Y tal vez por eso su poesía es necesaria en un mundo como el nuestro, un mundo saturado de ruido y vacío de sentido, donde las palabras se multiplican en pantallas luminosas, pero se gastan en su peso. Frente a esa banalidad, la poesía de la experiencia es un acto de defensa, una manera de rescatar lo humano en medio del ruido, de recordarnos que la vida, con todas sus contradicciones y fragilidades, merece ser cantada, y que la poesía no es un lujo ni un refugio para minorías, sino una manera de volvernos conscientes de lo que somos. En ella descubrimos que lo más profundo no está siempre en lo lejano, sino en lo cercano, que lo eterno puede revelarse en la conversación de un café o en el silencio de una calle desierta.

Luis García Montero no inventó la experiencia, pero supo convertirla en poética, y en eso consolidó una corriente que devolvió la poesía a la vida común. Al leerlo comprendemos que la poesía no es un mausoleo ni un artificio hermético, sino una respiración, una fidelidad al presente. La poesía de la experiencia no es nostalgia ni clasicismo, no es ruptura ni vanguardia, es ante todo fidelidad: fidelidad al tiempo que nos toca, a la vida que compartimos, a los gestos mínimos donde se encierra lo absoluto. Escribir desde ahí no significa renunciar a la tradición, sino prolongarla, renovarla, mantenerla viva.
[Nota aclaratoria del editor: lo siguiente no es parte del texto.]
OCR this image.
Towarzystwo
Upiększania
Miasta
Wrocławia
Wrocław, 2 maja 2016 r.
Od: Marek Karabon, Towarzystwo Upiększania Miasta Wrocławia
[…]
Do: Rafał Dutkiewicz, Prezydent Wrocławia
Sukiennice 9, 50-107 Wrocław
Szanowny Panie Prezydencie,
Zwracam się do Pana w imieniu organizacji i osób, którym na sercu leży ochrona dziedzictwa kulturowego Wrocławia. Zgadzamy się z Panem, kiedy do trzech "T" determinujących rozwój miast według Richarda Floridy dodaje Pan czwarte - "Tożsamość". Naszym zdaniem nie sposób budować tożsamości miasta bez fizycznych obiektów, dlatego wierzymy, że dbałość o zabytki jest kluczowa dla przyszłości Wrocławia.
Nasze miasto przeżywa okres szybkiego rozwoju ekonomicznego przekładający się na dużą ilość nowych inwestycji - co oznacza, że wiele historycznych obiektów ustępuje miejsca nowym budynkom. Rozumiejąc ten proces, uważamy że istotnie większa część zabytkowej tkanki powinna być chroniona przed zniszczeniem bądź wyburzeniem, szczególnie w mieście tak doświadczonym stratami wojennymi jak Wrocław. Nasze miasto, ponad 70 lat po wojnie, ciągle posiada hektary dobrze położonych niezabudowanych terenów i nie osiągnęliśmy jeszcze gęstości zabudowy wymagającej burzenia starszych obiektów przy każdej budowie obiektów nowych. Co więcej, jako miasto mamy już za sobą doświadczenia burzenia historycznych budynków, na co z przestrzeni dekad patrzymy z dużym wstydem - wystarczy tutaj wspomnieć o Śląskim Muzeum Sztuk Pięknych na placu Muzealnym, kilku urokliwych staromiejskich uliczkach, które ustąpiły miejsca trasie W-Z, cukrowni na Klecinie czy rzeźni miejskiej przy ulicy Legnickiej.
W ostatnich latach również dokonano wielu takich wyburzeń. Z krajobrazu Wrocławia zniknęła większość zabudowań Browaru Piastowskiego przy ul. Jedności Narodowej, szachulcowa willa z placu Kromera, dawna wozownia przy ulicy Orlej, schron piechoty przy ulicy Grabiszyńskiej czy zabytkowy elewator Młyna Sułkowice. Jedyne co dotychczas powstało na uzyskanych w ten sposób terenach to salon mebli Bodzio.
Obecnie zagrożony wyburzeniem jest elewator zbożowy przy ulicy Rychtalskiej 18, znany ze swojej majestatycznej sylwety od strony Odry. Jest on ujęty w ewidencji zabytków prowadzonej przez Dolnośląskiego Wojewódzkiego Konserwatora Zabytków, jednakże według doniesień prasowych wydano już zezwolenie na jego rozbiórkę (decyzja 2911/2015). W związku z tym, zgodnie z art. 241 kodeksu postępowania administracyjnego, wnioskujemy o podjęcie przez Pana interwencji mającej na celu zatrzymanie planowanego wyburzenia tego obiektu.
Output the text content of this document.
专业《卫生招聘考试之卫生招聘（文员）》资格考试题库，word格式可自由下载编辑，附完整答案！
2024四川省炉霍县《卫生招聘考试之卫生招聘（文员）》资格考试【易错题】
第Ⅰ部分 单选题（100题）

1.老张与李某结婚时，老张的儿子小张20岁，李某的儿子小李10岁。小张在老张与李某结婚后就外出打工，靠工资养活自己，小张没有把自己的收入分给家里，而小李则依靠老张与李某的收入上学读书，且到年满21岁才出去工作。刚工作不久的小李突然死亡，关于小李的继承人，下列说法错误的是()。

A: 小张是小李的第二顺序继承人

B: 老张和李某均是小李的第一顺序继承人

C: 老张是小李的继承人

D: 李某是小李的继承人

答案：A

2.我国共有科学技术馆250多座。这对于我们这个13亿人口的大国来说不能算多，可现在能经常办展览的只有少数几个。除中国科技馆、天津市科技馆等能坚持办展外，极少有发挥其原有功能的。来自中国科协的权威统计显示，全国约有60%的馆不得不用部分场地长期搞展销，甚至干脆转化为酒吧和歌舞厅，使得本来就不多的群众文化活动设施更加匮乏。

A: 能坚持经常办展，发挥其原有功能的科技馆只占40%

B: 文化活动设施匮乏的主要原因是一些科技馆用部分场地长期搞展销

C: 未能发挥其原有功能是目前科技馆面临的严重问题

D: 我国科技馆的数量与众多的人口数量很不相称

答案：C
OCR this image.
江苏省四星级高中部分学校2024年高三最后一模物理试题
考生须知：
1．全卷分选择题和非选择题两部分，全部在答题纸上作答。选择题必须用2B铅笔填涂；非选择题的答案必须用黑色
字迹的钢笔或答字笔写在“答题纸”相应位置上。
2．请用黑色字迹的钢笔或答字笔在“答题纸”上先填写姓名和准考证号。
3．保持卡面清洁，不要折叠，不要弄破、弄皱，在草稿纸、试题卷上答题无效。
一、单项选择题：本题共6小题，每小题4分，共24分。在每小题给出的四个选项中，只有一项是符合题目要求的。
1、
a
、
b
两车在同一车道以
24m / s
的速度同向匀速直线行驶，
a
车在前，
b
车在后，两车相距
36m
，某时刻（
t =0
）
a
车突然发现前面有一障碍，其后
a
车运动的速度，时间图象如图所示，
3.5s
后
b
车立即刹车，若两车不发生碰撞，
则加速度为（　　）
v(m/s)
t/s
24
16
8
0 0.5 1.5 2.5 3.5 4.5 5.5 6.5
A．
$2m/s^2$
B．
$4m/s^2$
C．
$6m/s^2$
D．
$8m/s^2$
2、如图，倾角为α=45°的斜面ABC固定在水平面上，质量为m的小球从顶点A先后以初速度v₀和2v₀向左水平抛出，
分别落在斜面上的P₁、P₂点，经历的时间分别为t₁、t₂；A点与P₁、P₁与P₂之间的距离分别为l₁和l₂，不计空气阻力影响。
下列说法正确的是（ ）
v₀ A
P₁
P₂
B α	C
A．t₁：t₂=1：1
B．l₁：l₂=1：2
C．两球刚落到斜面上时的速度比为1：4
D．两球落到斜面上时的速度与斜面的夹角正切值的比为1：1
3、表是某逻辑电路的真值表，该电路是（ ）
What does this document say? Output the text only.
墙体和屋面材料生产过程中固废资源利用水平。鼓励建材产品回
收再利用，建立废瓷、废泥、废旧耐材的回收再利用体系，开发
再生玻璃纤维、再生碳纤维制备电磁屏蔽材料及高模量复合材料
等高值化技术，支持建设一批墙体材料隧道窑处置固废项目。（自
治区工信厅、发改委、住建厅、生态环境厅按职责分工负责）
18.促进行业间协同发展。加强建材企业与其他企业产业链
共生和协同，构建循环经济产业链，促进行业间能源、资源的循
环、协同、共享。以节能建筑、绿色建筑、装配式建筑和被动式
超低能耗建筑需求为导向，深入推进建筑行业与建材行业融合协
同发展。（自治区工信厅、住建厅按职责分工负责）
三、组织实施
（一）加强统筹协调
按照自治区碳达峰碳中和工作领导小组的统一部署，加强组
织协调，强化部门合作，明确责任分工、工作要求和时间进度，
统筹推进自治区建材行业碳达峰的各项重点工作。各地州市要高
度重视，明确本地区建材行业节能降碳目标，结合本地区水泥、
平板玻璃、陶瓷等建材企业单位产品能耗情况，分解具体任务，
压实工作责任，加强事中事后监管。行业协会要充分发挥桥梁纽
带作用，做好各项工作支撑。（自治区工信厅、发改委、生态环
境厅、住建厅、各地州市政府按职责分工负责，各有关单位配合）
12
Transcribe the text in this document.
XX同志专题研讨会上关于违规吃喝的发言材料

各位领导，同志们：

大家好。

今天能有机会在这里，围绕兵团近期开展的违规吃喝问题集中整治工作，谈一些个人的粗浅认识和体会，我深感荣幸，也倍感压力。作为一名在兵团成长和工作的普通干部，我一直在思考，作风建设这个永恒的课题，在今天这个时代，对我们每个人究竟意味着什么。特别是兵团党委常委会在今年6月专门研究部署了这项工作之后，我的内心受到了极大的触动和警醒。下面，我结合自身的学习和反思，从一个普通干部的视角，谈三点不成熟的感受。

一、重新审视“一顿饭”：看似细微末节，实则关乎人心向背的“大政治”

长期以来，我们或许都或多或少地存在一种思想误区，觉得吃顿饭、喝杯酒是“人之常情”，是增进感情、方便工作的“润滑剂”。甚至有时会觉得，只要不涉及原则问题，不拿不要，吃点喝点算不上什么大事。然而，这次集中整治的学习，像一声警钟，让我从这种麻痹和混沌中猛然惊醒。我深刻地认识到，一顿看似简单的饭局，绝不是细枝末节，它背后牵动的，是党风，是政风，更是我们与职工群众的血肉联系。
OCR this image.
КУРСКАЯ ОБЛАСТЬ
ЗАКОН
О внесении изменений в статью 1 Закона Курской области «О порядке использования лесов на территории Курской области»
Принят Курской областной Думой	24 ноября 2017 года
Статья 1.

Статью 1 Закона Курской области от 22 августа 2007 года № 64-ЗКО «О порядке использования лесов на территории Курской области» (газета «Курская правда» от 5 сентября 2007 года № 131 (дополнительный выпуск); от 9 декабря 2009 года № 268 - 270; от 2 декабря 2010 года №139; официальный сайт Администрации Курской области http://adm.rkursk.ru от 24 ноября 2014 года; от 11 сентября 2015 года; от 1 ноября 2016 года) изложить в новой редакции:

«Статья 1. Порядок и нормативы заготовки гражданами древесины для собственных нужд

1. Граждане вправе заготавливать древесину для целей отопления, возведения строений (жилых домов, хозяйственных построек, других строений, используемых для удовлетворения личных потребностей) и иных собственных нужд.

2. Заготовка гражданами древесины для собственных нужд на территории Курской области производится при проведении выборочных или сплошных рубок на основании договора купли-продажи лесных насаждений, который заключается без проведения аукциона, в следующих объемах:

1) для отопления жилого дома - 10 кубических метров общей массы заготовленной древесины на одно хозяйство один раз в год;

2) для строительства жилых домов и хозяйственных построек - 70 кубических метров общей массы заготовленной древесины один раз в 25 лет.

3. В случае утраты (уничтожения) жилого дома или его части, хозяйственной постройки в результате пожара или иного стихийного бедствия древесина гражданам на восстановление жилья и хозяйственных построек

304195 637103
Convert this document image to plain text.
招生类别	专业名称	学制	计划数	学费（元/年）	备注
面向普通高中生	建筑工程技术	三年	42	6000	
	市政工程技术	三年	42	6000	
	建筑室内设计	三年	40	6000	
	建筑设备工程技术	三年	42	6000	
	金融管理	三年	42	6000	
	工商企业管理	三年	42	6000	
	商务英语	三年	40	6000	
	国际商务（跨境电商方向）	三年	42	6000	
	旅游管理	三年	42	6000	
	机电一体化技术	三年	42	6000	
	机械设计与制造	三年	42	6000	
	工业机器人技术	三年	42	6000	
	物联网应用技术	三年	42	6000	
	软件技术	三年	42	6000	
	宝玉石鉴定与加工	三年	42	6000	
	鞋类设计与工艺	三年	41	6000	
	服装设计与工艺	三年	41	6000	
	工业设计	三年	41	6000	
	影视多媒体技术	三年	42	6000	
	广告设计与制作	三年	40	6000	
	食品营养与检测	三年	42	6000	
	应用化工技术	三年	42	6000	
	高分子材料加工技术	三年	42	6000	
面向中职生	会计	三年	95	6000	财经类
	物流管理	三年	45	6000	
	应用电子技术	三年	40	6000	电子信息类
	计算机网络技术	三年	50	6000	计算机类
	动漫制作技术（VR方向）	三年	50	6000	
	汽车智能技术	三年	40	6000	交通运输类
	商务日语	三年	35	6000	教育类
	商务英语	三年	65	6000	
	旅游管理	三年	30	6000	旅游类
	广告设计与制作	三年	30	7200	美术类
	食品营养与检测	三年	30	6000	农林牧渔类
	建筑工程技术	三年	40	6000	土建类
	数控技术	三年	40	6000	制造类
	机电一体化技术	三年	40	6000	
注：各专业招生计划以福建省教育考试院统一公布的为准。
Por eso aquella tarde en Santo Domingo, al escucharlo leer sus versos, tuve la sensación de que la poesía regresaba a su lugar natural: la conversación, la memoria compartida, la experiencia común. Y comprendí que acaso esa es su lección más honda: que la poesía no es un arte reservado para unos pocos ni un lujo de iniciados, sino un modo de contar el tiempo en que vivimos, la respiración misma de la vida cuando se hace consciente de sí, y que basta un gesto, una palabra, una habitación cualquiera para que en el rumor del presente se ilumine lo eterno.